The proposal has the strong support of Governor Chris Sununu. So much so, that at its public hearing Tuesday, Sununu advocated for the measure himself, telling lawmakers that providing these additional services was "not a option but a mandate.”

“To be blunt about it, these problems could have and should have been addressed long ago and I can’t speak for previous administrations but I can tell you in my first 100 days here it has come to stark light to me just how in disarray our mental health system truly is,” Sununu told the Senate Health and Human Services Committee.

On average 45 people a day in New Hampshire are waiting for inpatient psychiatric care. The measure calls for20 new beds for those with severe mental illness as well as 40 new transitional beds in the community and an additional mobile crisis unit.

"As I've said before it's wrong medically, it's wrong legally, it's wrong ethically, it's wrong morally and it's wrong economically. And it's time we move forward to do something about it," said Ken Norton of NAMI NH.
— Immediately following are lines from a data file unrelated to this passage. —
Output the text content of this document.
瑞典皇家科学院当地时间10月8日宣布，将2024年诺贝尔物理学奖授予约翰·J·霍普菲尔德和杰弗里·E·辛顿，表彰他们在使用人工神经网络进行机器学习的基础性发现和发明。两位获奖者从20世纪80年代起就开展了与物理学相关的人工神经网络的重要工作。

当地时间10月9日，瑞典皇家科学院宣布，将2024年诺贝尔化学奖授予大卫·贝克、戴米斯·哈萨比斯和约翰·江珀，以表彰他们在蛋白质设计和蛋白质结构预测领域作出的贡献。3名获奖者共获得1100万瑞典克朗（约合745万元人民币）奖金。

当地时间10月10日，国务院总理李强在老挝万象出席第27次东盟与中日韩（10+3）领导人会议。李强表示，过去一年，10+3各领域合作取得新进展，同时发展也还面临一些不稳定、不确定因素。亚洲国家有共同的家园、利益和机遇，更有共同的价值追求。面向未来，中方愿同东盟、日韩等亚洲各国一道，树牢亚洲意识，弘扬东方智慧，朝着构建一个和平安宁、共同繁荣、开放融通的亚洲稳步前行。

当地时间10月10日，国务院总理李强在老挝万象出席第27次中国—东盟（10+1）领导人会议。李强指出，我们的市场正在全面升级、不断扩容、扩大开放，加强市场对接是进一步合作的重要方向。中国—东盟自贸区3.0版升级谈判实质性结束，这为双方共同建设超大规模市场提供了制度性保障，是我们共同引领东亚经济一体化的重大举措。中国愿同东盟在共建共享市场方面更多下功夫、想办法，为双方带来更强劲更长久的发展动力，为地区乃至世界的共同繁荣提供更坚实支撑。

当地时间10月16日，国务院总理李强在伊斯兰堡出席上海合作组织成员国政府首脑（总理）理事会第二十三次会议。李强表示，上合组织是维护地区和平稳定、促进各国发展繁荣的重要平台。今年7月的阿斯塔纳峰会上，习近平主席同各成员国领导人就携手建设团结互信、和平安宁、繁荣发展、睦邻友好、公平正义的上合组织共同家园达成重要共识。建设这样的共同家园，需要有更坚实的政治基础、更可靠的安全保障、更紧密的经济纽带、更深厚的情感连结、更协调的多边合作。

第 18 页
But in a fiscally conservative state, passing these initiatives tends to come down to money. And currently, the bill does not have an exact dollar amount on how much these new services would cost.

When asked about the financials, Sununu told committee members, "Dollars cannot get in the way of quality services and quality outcomes in mental health."

Ken Norton, the Executive Director of New Hampshire’s chapter of the National Alliance on Mental Illness, says addressing the state's lack of care is long overdue.

“As I’ve said before, it's wrong medically, it’s wrong legally, it’s wrong ethically, it’s wrong morally and it’s wrong economically. And it’s time we move forward to do something about it,” said Norton, who helped craft this legislation.

Those who also spoke in favor of the bill included the state's Health and Human Services Commissioner as well as the President of the New Hampshire Hospital Association.